We have made a number of tests with players wearing upper body sensor from a local positioning system (LPS), a heart rate monitor and our N11 sensor at the calf. The results are always the same. There is a very high correlation between the heart rate and the load measured by the N11 sensor on the leg. Or in other words between the internal and the external player load.
In the graph below, we have included heart rate, LPS player load, and N11 player load for one single player. We have normalized the intensity based on the maximum value registered by each of the three systems in this specific session. We tracked a training session, that started out with possession games in a small area, then moved on to possession games in a larger area, and finally a match at three quarters of a full pitch. After analyzing the data, it’s distinct how data from all players show a very close correlation between the heart rate and the load from the N11 leg sensor throughout the entire session.

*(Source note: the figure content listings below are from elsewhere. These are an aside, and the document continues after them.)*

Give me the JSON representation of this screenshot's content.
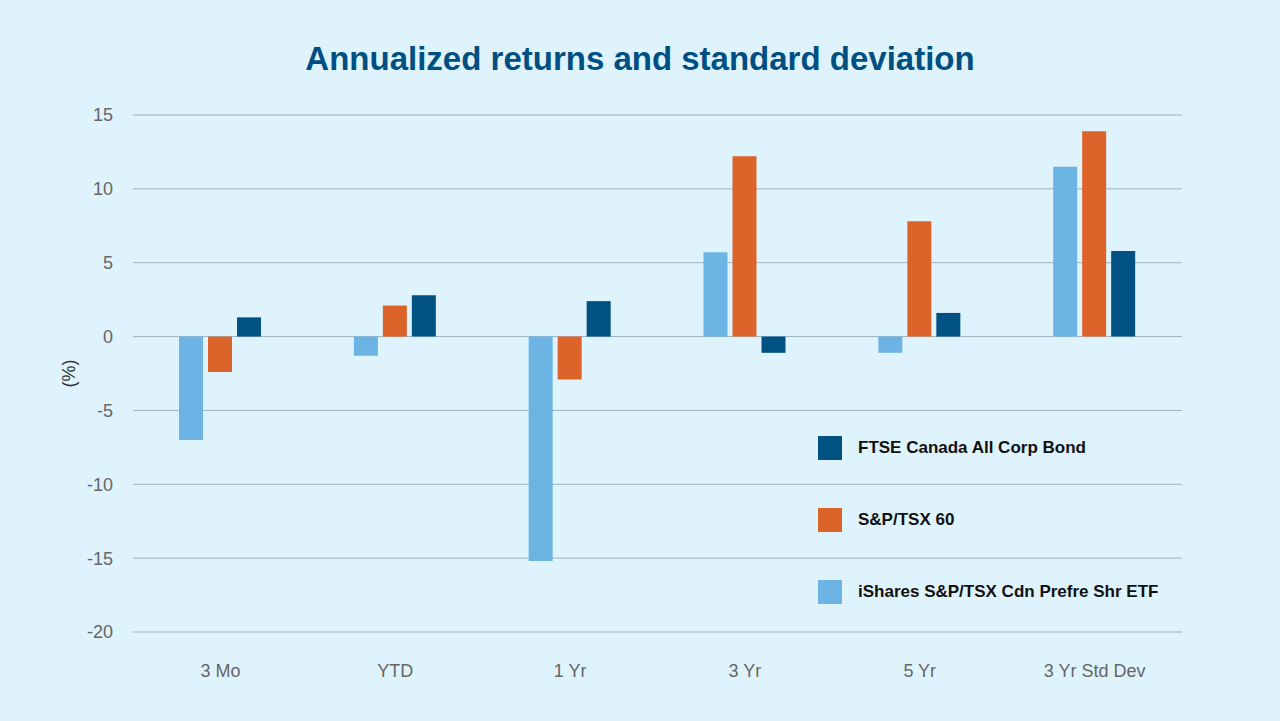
{
  "chart_data": {
    "type": "bar",
    "title": "Annualized returns and standard deviation",
    "y_label": "(%)",
    "categories": [
      "3 Mo",
      "YTD",
      "1 Yr",
      "3 Yr",
      "5 Yr",
      "3 Yr Std Dev"
    ],
    "series": [
      {
        "name": "iShares S&P/TSX Cdn Prefre Shr ETF",
        "color": "#6cb4e4",
        "values": [
          -7.0,
          -1.3,
          -15.2,
          5.7,
          -1.1,
          11.5
        ]
      },
      {
        "name": "S&P/TSX 60",
        "color": "#dc6329",
        "values": [
          -2.4,
          2.1,
          -2.9,
          12.2,
          7.8,
          13.9
        ]
      },
      {
        "name": "FTSE Canada All Corp Bond",
        "color": "#005283",
        "values": [
          1.3,
          2.8,
          2.4,
          -1.1,
          1.6,
          5.8
        ]
      }
    ],
    "ylim": [
      -20,
      15
    ],
    "yticks": [
      -20,
      -15,
      -10,
      -5,
      0,
      5,
      10,
      15
    ],
    "grid": true,
    "legend": "lower right"
  }
}
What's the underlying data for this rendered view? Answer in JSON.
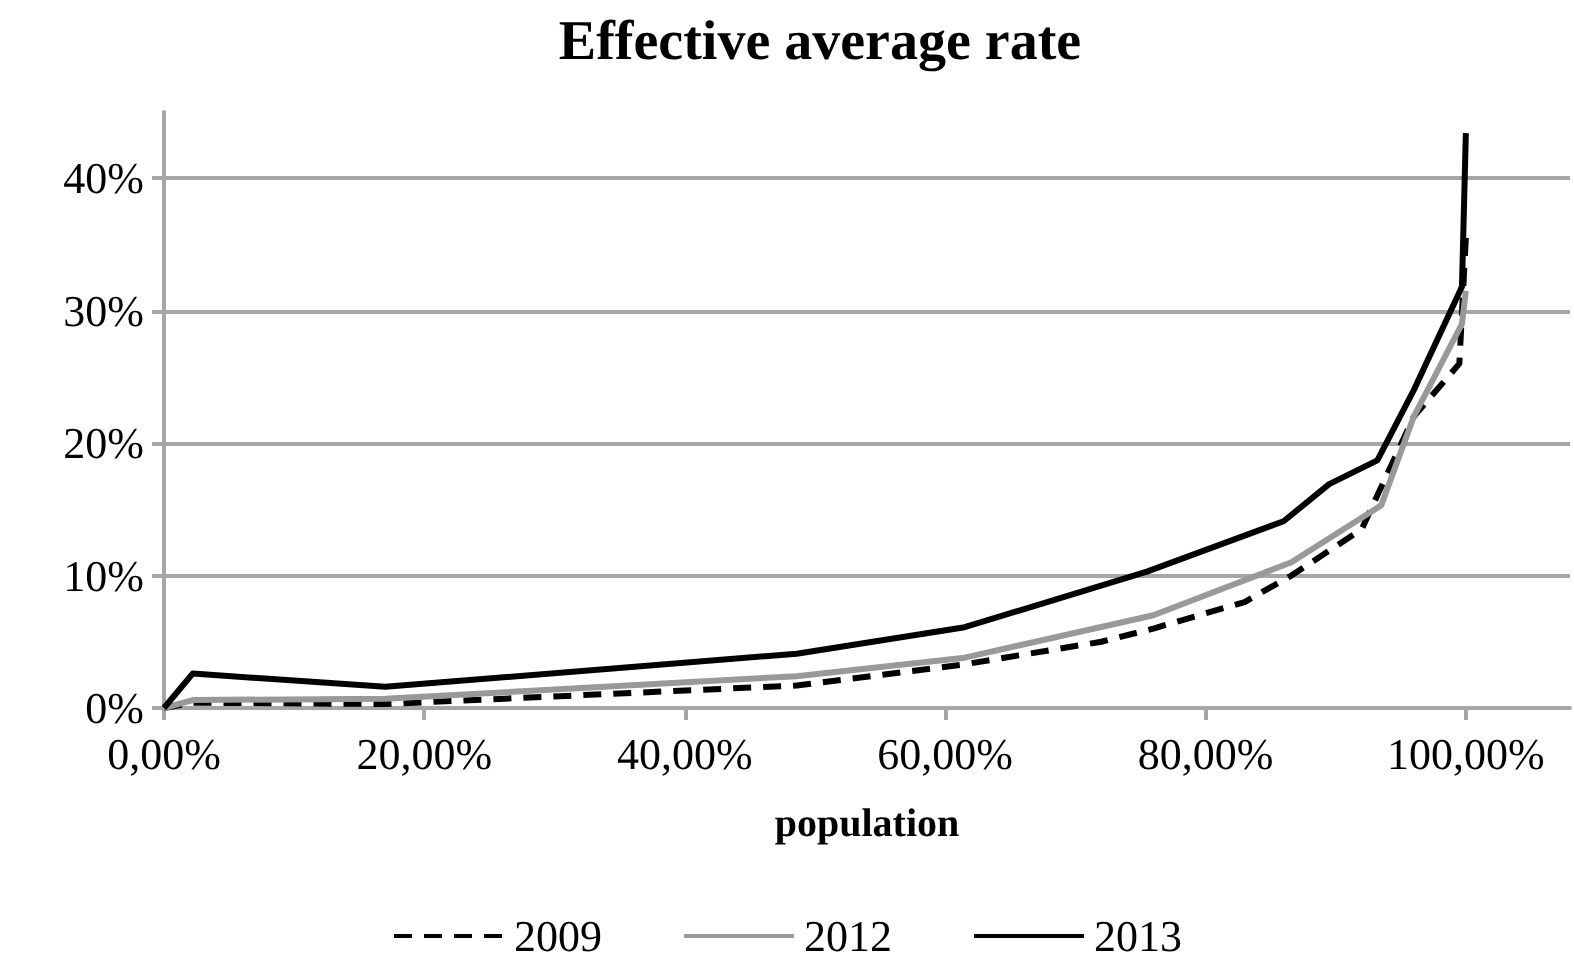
{
  "chart_data": {
    "type": "line",
    "title": "Effective average rate",
    "xlabel": "population",
    "xlim": [
      0,
      108
    ],
    "xticks": [
      {
        "value": 0,
        "label": "0,00%"
      },
      {
        "value": 20,
        "label": "20,00%"
      },
      {
        "value": 40,
        "label": "40,00%"
      },
      {
        "value": 60,
        "label": "60,00%"
      },
      {
        "value": 80,
        "label": "80,00%"
      },
      {
        "value": 100,
        "label": "100,00%"
      }
    ],
    "ylim": [
      0,
      45
    ],
    "yticks": [
      {
        "value": 0,
        "label": "0%"
      },
      {
        "value": 10,
        "label": "10%"
      },
      {
        "value": 20,
        "label": "20%"
      },
      {
        "value": 30,
        "label": "30%"
      },
      {
        "value": 40,
        "label": "40%"
      }
    ],
    "grid": "y",
    "legend": "bottom",
    "marker": "none",
    "series": [
      {
        "name": "2009",
        "color": "#000000",
        "line_style": "dashed",
        "x": [
          0,
          2.2,
          17,
          48.6,
          61.5,
          72,
          76,
          83,
          86.6,
          92,
          96,
          99.5,
          100
        ],
        "values": [
          0,
          0.4,
          0.3,
          1.7,
          3.3,
          5,
          6,
          8,
          10,
          13.5,
          22,
          26,
          35.5
        ]
      },
      {
        "name": "2012",
        "color": "#999999",
        "line_style": "solid",
        "x": [
          0,
          2.2,
          17,
          48.6,
          61.5,
          76,
          86.6,
          93.5,
          96,
          99.7,
          100
        ],
        "values": [
          0,
          0.6,
          0.7,
          2.4,
          3.8,
          7,
          11,
          15.3,
          22,
          29,
          31.5
        ]
      },
      {
        "name": "2013",
        "color": "#000000",
        "line_style": "solid",
        "x": [
          0,
          2.2,
          17,
          48.6,
          61.5,
          75.5,
          86,
          89.5,
          93.2,
          96,
          99.7,
          100
        ],
        "values": [
          0,
          2.6,
          1.6,
          4.1,
          6.1,
          10.3,
          14.1,
          16.9,
          18.7,
          24,
          31.8,
          43.4
        ]
      }
    ]
  }
}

From the first part, where the players made a lot of high-intensity movements over short distances to the last part, where they also had high-intensity actions over longer distances. We don’t see load from the leg sensor as a replacement of heart rate data. What we pay attention to is the close correlation between the heart rate and the N11 player load which highlights the advantages of tracking player load at the leg. By registering all leg movements no matter how fast or long the player is running, the leg sensor provides a much more accurate picture of player load than sensors at the upper-body. For some this might be a controversial statement, but to us it’s no surprise that new technology makes it possible to do things in a new and better way.
Think about it like this: Over 80% of injuries in football occur in the legs – and many of them are caused by overload. The primary contributors to load are accelerations and decelerations of the legs. However, current tracking systems attempt to quantify these accelerations and decelerations using sensors placed on the upper body. This approach seems fundamentally illogical and we believe it’s time to re-engineer how to track player load.